La trésorerie globale des entreprises s’améliore fortement en fin d’année

L’indicateur de trésorerie d’exploitation n’a cependant pas retrouvé son niveau d’avant-crise, précise la dernière enquête AFTE-COE Rexecode
Yves-Marc Le Reour

L’évolution de la trésorerie globale des grandes entreprises suscite davantage d’optimisme en cette fin d’année. Après deux mois de stagnation, la dernière enquête réalisée du 3 au 13 décembre par l’AFTE et COE-Rexecode fait en effet apparaître un solde d’opinions positives de 7,8%, son plus haut niveau de l’année.

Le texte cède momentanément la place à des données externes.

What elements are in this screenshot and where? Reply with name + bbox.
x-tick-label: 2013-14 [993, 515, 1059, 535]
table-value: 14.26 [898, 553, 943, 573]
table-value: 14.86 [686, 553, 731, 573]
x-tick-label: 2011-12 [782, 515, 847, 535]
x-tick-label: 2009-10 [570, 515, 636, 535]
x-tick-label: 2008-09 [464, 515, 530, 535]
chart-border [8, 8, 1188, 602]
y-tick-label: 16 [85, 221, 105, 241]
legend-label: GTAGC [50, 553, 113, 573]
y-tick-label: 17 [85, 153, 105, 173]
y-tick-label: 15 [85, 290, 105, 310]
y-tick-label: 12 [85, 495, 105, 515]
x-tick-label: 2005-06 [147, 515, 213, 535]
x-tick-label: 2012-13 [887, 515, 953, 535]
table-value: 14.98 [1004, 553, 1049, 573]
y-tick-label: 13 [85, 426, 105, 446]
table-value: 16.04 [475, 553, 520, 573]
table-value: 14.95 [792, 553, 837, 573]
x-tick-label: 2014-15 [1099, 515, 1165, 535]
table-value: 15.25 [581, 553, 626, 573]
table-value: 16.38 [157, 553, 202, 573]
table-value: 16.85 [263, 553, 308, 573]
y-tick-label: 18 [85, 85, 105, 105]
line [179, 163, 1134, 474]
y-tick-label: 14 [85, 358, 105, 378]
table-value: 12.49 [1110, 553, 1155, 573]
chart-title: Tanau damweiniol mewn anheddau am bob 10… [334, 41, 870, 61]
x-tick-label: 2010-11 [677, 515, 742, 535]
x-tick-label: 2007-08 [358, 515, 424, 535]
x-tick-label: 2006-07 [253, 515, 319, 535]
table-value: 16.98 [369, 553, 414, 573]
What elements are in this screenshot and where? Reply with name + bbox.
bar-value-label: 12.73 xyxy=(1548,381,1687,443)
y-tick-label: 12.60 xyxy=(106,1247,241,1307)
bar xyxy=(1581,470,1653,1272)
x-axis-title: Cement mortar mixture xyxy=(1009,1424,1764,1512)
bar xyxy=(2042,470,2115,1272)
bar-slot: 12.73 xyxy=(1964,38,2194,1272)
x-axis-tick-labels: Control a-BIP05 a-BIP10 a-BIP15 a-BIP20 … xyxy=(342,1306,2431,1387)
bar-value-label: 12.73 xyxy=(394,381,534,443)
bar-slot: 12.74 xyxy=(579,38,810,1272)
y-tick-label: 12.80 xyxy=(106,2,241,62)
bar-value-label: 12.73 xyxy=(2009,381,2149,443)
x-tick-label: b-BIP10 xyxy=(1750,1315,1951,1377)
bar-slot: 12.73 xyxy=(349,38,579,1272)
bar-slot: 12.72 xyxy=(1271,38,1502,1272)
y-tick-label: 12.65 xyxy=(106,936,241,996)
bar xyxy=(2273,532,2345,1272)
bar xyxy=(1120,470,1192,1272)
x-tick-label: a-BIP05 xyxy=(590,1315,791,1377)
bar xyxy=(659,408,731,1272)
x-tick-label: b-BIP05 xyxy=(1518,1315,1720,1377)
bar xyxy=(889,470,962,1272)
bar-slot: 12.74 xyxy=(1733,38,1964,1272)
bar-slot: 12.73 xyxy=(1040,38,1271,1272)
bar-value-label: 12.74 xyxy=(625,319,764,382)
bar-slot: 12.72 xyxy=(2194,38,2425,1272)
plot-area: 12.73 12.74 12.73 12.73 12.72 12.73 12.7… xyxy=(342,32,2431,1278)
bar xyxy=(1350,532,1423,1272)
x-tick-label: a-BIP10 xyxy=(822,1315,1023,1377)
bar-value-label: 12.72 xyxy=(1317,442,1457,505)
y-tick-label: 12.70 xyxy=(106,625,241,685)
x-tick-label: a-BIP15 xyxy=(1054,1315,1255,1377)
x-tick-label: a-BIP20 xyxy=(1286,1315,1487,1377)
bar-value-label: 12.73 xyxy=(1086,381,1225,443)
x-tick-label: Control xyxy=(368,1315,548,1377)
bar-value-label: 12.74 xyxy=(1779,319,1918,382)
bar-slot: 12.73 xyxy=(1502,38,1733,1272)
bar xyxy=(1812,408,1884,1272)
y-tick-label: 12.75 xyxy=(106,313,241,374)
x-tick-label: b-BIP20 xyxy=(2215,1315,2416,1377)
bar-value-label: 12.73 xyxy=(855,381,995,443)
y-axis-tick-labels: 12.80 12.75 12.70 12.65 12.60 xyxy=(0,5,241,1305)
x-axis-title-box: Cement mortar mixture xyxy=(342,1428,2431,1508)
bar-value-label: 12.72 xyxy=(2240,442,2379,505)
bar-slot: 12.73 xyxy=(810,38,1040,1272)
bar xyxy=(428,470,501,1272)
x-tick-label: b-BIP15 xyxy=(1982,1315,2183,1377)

Si l’appréciation de la trésorerie d’exploitation reste positive (6,2% contre 9,7% le mois précédent), ce solde «n’a cependant pas retrouvé son niveau d’avant crise», relativise l’enquête, en ajoutant que celui-ci s’élevait en moyenne à 11,5% sur la période 2005-2007. Les trois quarts des trésoriers ayant fait état d’une dégradation de leur trésorerie globale en décembre imputent d’ailleurs ce phénomène à la détérioration de la trésorerie d’exploitation.

Par ailleurs, les incertitudes sur le niveau de l’euro-dollar continuent de peser sur les trésoreries, tandis que l’impact défavorable du prix du pétrole s’est accru d’un mois sur l’autre (solde à -24,6% contre -21,5%). Ceci reflète «le nouveau dérapage à la hausse du cours du baril fin novembre-début décembre, l’amenant à ses plus hauts niveaux depuis un an».

L’indicateur d’évolution des marges bancaires demeure légèrement positif (4% après 2% en novembre), ce qui témoigne d’une stabilité de ces marges qui restent néanmoins «à un niveau élevé». Les recherches de financement sont jugées «proches de la normale», avec un solde d’opinion très légèrement négatif. Enfin, le recul des délais de paiement amorcé en octobre s’est confirmé au cours du trimestre. Avec un solde de 4,7% en décembre, ce niveau est désormais «proche des plus bas atteints depuis que l’enquête existe», relève l’étude.